Bio
Taking a dive
Growing up on a sprawling council estate on the fringe of Manchester could have been a dismal start to life, penned in by concrete and social problems. But beyond the Liverpool-to-Manchester railway line, through the Three Arches tunnels, lay Chat Moss.
The Moss was once a treacherous peat bog, where many an unwary traveller and, legend has it, an entire Roman legion, disappeared, never to be seen again, in mist-shrouded days of yore. The bogland was drained in the 19th century to facilitate the building of the railway and to provide valuable farmland to feed the burgeoning population of the world’s first industrial city. As a result, the Moss was the playground of the kids from our estate, who would emerge—like those kids who went through the Wardrobe—from the damp, dark tunnels of the Arches into a veritable Narnia of fields, streams, ditches, and riverside slopes.
We were all Tarzan on the rope swings, John Wayne as we tempted the horses into a spot of bareback riding, or war heroes taking on the Nazis who lurked in the ferns and long grass. You never stayed on the Moss too late, as the older kids would terrify us with stories of ghostly legionnaires, deadly quicksand, crocodiles that had forsaken the rivers of Africa to take up residence in those murky ditches, and the very real threat of the formidable Farmer Jeffs and his shotgun.

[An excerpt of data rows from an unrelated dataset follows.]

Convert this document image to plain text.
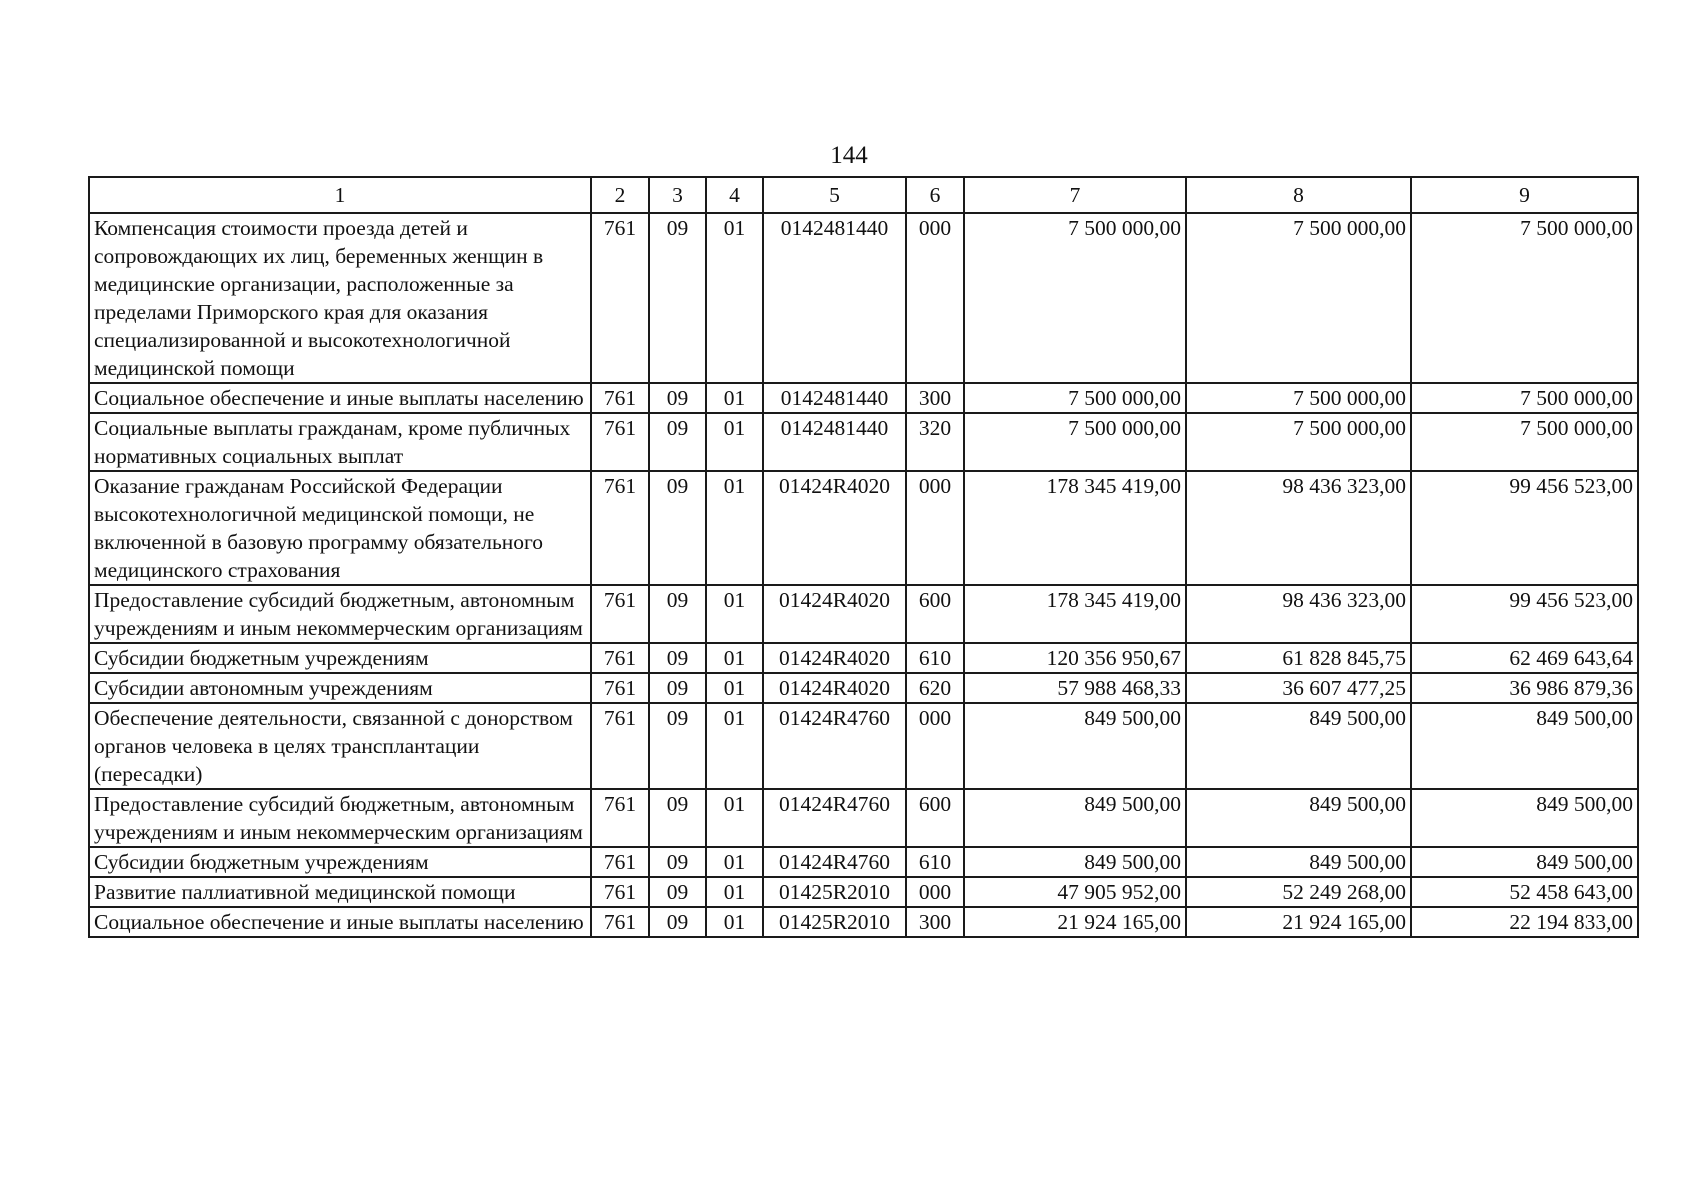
144
1	2	3	4	5	6	7	8	9
Компенсация стоимости проезда детей и сопровождающих их лиц, беременных женщин в медицинские организации, расположенные за пределами Приморского края для оказания специализированной и высокотехнологичной медицинской помощи	761	09	01	0142481440	000	7 500 000,00	7 500 000,00	7 500 000,00
Социальное обеспечение и иные выплаты населению	761	09	01	0142481440	300	7 500 000,00	7 500 000,00	7 500 000,00
Социальные выплаты гражданам, кроме публичных нормативных социальных выплат	761	09	01	0142481440	320	7 500 000,00	7 500 000,00	7 500 000,00
Оказание гражданам Российской Федерации высокотехнологичной медицинской помощи, не включенной в базовую программу обязательного медицинского страхования	761	09	01	01424R4020	000	178 345 419,00	98 436 323,00	99 456 523,00
Предоставление субсидий бюджетным, автономным учреждениям и иным некоммерческим организациям	761	09	01	01424R4020	600	178 345 419,00	98 436 323,00	99 456 523,00
Субсидии бюджетным учреждениям	761	09	01	01424R4020	610	120 356 950,67	61 828 845,75	62 469 643,64
Субсидии автономным учреждениям	761	09	01	01424R4020	620	57 988 468,33	36 607 477,25	36 986 879,36
Обеспечение деятельности, связанной с донорством органов человека в целях трансплантации (пересадки)	761	09	01	01424R4760	000	849 500,00	849 500,00	849 500,00
Предоставление субсидий бюджетным, автономным учреждениям и иным некоммерческим организациям	761	09	01	01424R4760	600	849 500,00	849 500,00	849 500,00
Субсидии бюджетным учреждениям	761	09	01	01424R4760	610	849 500,00	849 500,00	849 500,00
Развитие паллиативной медицинской помощи	761	09	01	01425R2010	000	47 905 952,00	52 249 268,00	52 458 643,00
Социальное обеспечение и иные выплаты населению	761	09	01	01425R2010	300	21 924 165,00	21 924 165,00	22 194 833,00
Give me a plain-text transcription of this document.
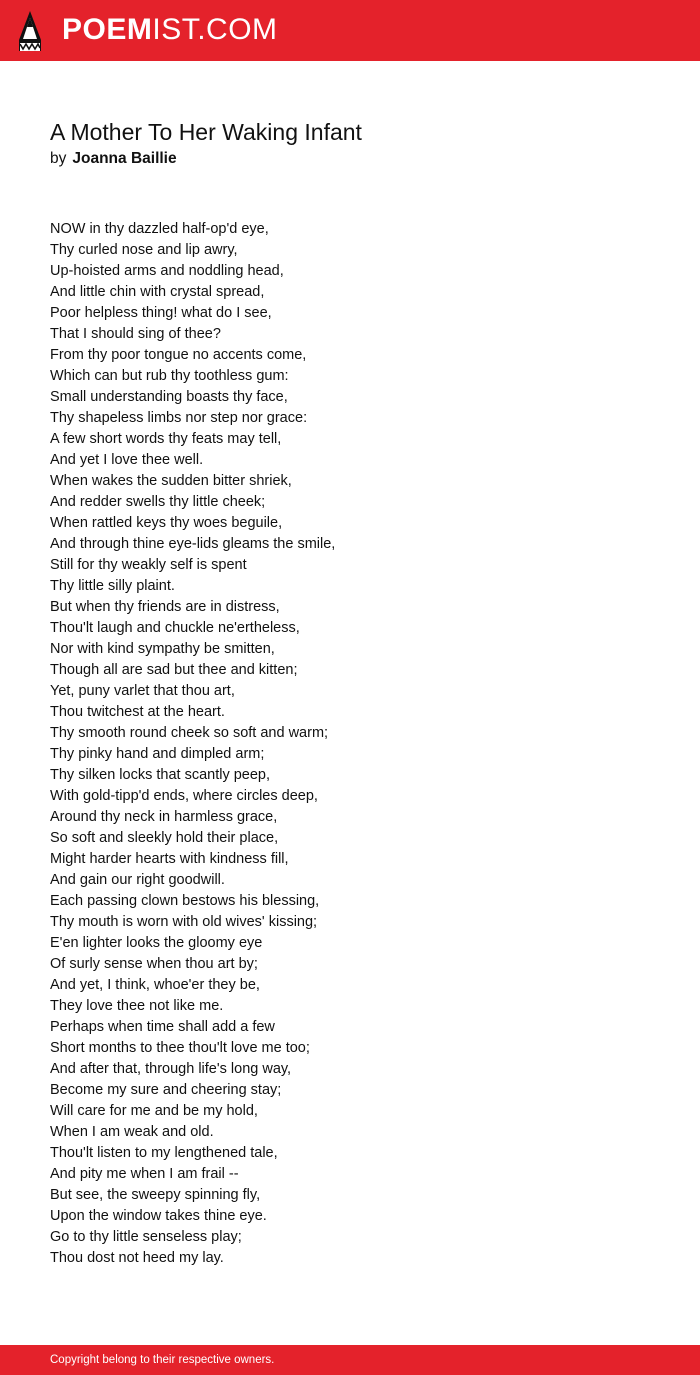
POEMIST.COM
A Mother To Her Waking Infant
by Joanna Baillie
NOW in thy dazzled half-op'd eye,
Thy curled nose and lip awry,
Up-hoisted arms and noddling head,
And little chin with crystal spread,
Poor helpless thing! what do I see,
That I should sing of thee?
From thy poor tongue no accents come,
Which can but rub thy toothless gum:
Small understanding boasts thy face,
Thy shapeless limbs nor step nor grace:
A few short words thy feats may tell,
And yet I love thee well.
When wakes the sudden bitter shriek,
And redder swells thy little cheek;
When rattled keys thy woes beguile,
And through thine eye-lids gleams the smile,
Still for thy weakly self is spent
Thy little silly plaint.
But when thy friends are in distress,
Thou'lt laugh and chuckle ne'ertheless,
Nor with kind sympathy be smitten,
Though all are sad but thee and kitten;
Yet, puny varlet that thou art,
Thou twitchest at the heart.
Thy smooth round cheek so soft and warm;
Thy pinky hand and dimpled arm;
Thy silken locks that scantly peep,
With gold-tipp'd ends, where circles deep,
Around thy neck in harmless grace,
So soft and sleekly hold their place,
Might harder hearts with kindness fill,
And gain our right goodwill.
Each passing clown bestows his blessing,
Thy mouth is worn with old wives' kissing;
E'en lighter looks the gloomy eye
Of surly sense when thou art by;
And yet, I think, whoe'er they be,
They love thee not like me.
Perhaps when time shall add a few
Short months to thee thou'lt love me too;
And after that, through life's long way,
Become my sure and cheering stay;
Will care for me and be my hold,
When I am weak and old.
Thou'lt listen to my lengthened tale,
And pity me when I am frail --
But see, the sweepy spinning fly,
Upon the window takes thine eye.
Go to thy little senseless play;
Thou dost not heed my lay.
Copyright belong to their respective owners.
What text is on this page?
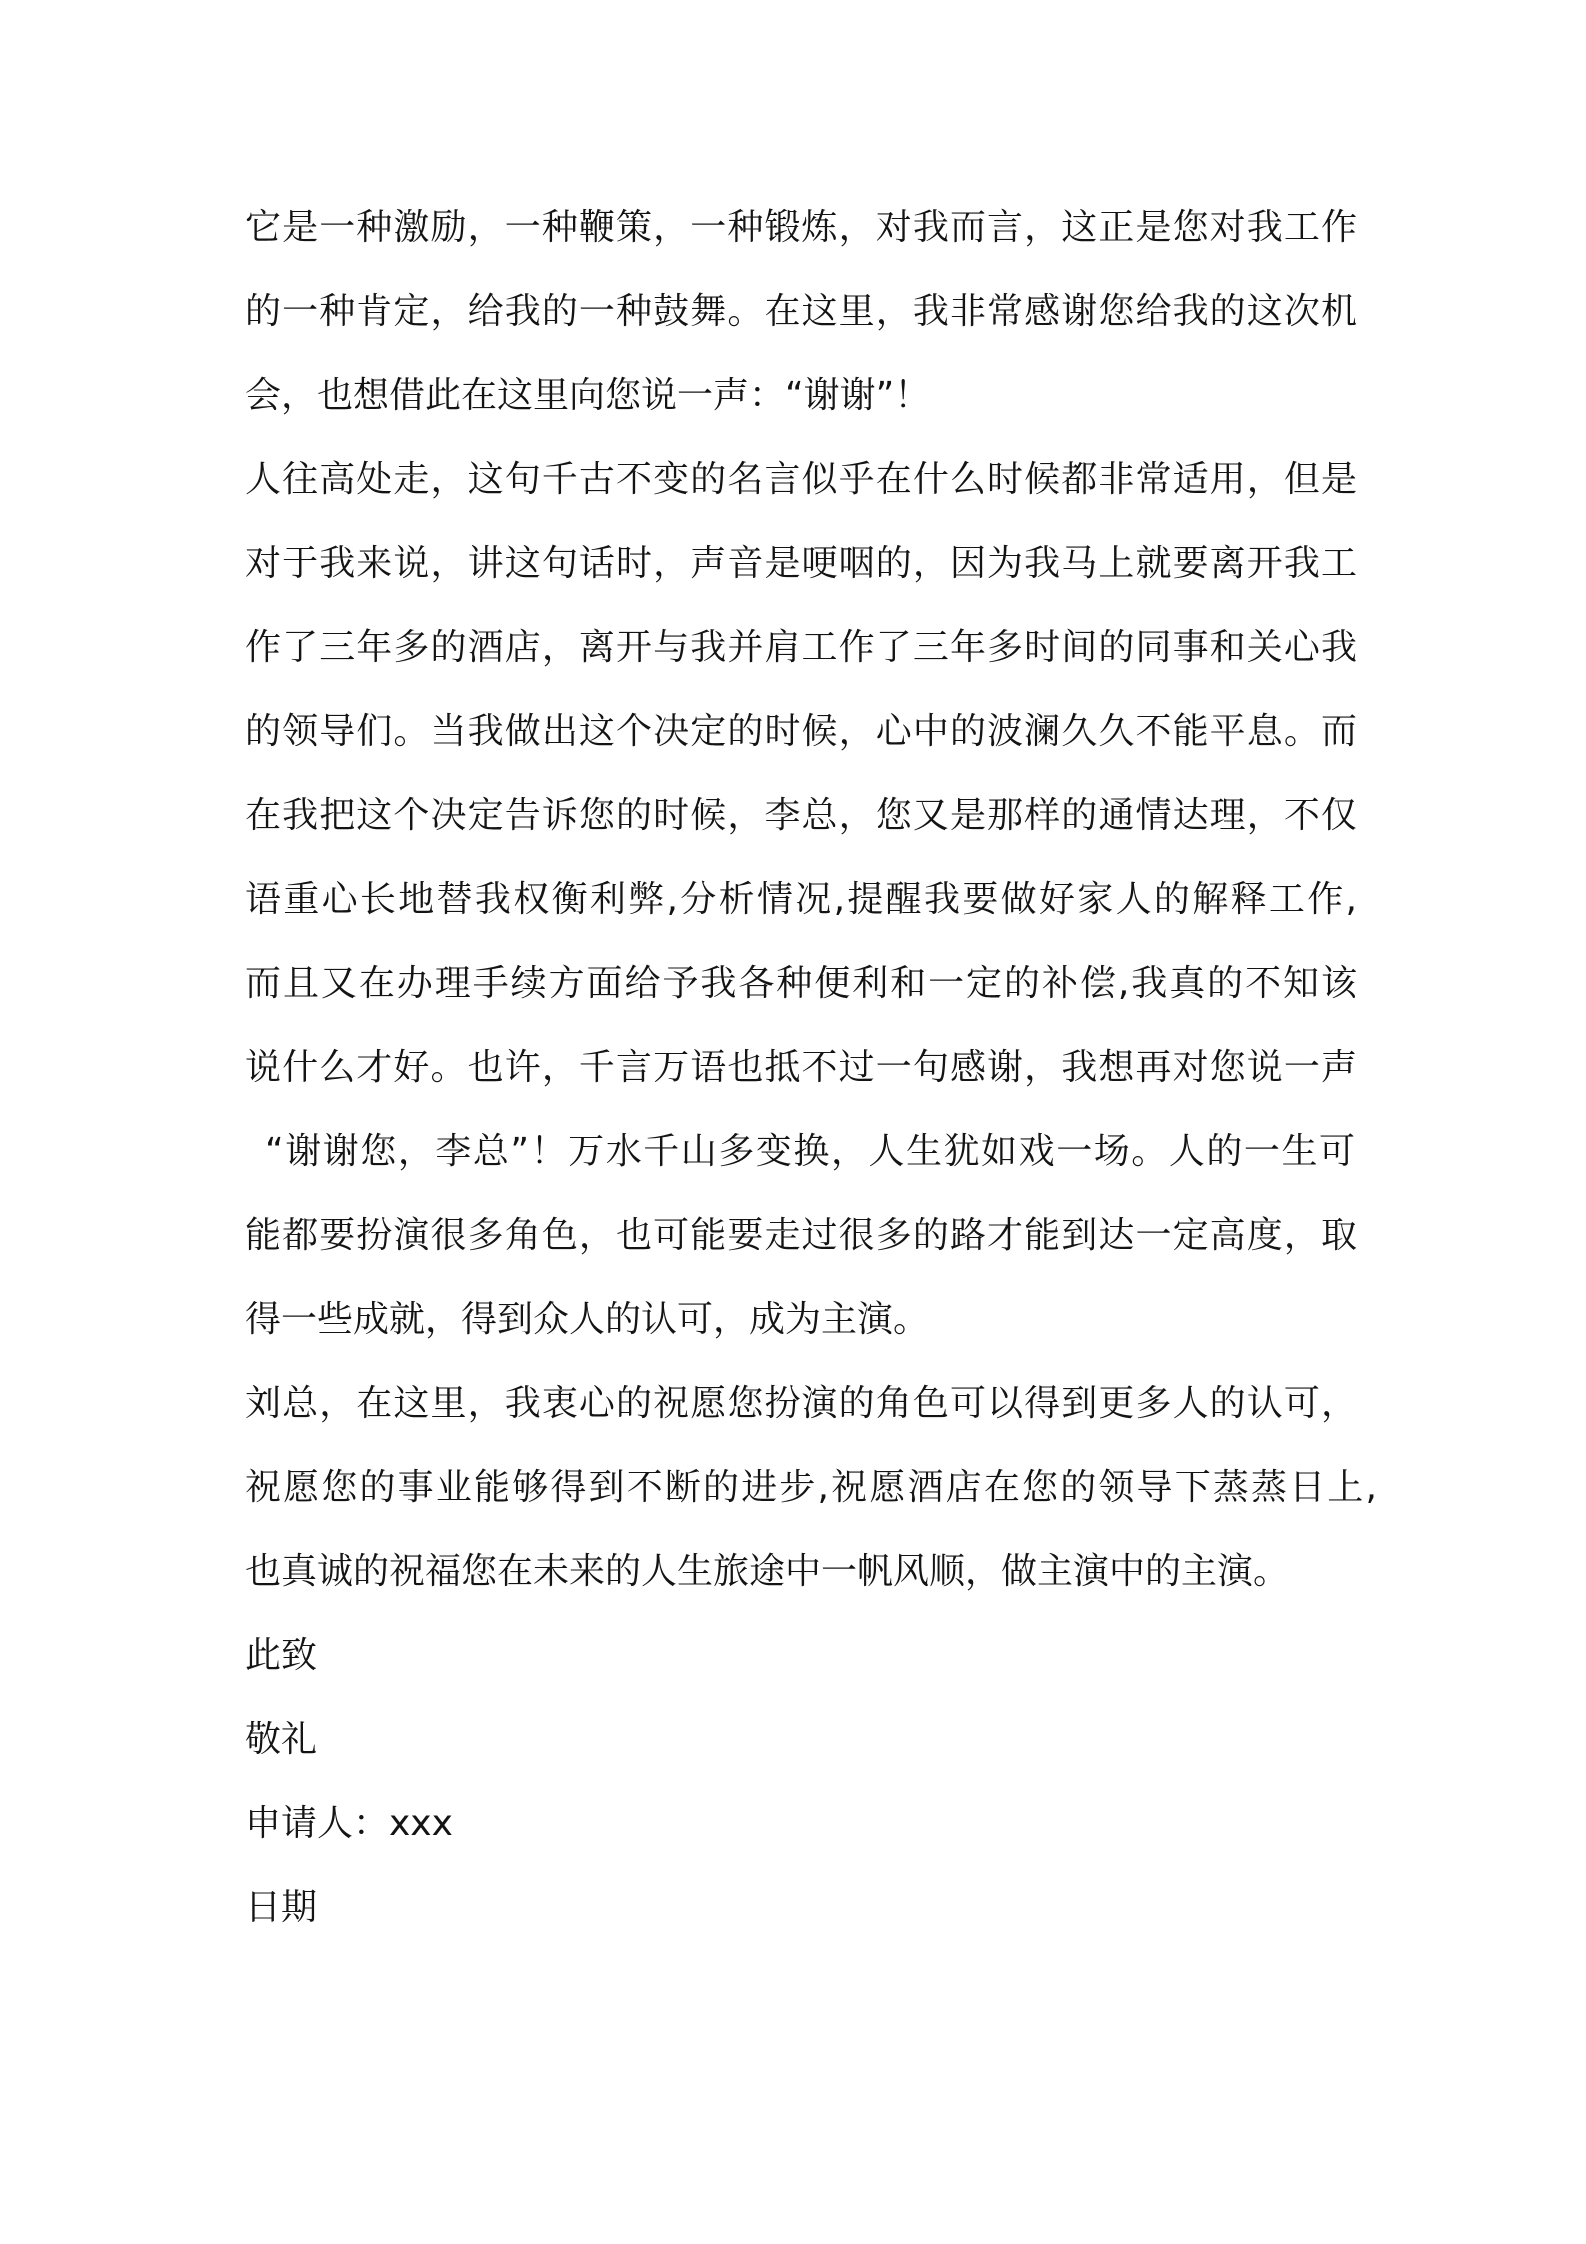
它是一种激励，一种鞭策，一种锻炼，对我而言，这正是您对我工作
的一种肯定，给我的一种鼓舞。在这里，我非常感谢您给我的这次机
会，也想借此在这里向您说一声：“谢谢”！
人往高处走，这句千古不变的名言似乎在什么时候都非常适用，但是
对于我来说，讲这句话时，声音是哽咽的，因为我马上就要离开我工
作了三年多的酒店，离开与我并肩工作了三年多时间的同事和关心我
的领导们。当我做出这个决定的时候，心中的波澜久久不能平息。而
在我把这个决定告诉您的时候，李总，您又是那样的通情达理，不仅
语重心长地替我权衡利弊,分析情况,提醒我要做好家人的解释工作,
而且又在办理手续方面给予我各种便利和一定的补偿,我真的不知该
说什么才好。也许，千言万语也抵不过一句感谢，我想再对您说一声
“谢谢您，李总”！万水千山多变换，人生犹如戏一场。人的一生可
能都要扮演很多角色，也可能要走过很多的路才能到达一定高度，取
得一些成就，得到众人的认可，成为主演。
刘总，在这里，我衷心的祝愿您扮演的角色可以得到更多人的认可，
祝愿您的事业能够得到不断的进步,祝愿酒店在您的领导下蒸蒸日上,
也真诚的祝福您在未来的人生旅途中一帆风顺，做主演中的主演。
此致
敬礼
申请人：xxx
日期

One day in the long, hazy summer holidays, my brother Pete, five years older than me, was told he had to keep an eye on me as mum was heading into Manchester on a shopping expedition. That meant the eight-year-old me, snot-nosed and snake-belted, tagging along with reluctant Pete and his 13-year-old friends as they went on the Moss in search of adventure and derring-do.
We headed for the “Grand Canyon,” a ditch that had one low bank and one high, with the latter getting progressively higher as you walked along it. The challenge was to start at the “easy” end and jump from the high bank to the low and gradually work your way along the ditch, each leap higher and more difficult than the last. The boldest, or daftest, kids would reach the end, risking life and limb to take the biggest leap of all.
After an hour of this fraught fun, Pete and his pals decided to head back to the estate to stock up on penny Arrow bars and frozen ice pops, but I decided one last display of bravado was necessary to impress the older kids. Climbing into the cleft of a small tree that sat atop the higher bank, I shouted to the retreating group, “Watch this, then!” Waiting until they had all turned around, I took my courage in both hands and threw myself into the void.
Then it all went wrong. My welly boot, and the foot inside, had wedged into the tree cleft, so instead of gracefully soaring, landing, and rolling on the far bank, I swiveled, still stuck in the boot until I reached a downward angle, at which point I slid neatly out of the welly and hurtled head-first into the black water. I emerged, spluttering and draped in duckweed and filth, to my audience who went from wild-eyed, open-mouthed incredulity to hearty applause and cheers for my death-defying dive.
None of them had noticed the offending welly-bob, still wedged at a jaunty angle in the tree, and thought my plunge was both intentional and of Olympic quality. So, naturally, I took a bow and gratefully accepted the back slaps and sweets. To this day, they don’t know that my prodigious feat was a clumsy accident.
Life lesson learned: think before you leap, and if it still goes wrong, just style it out.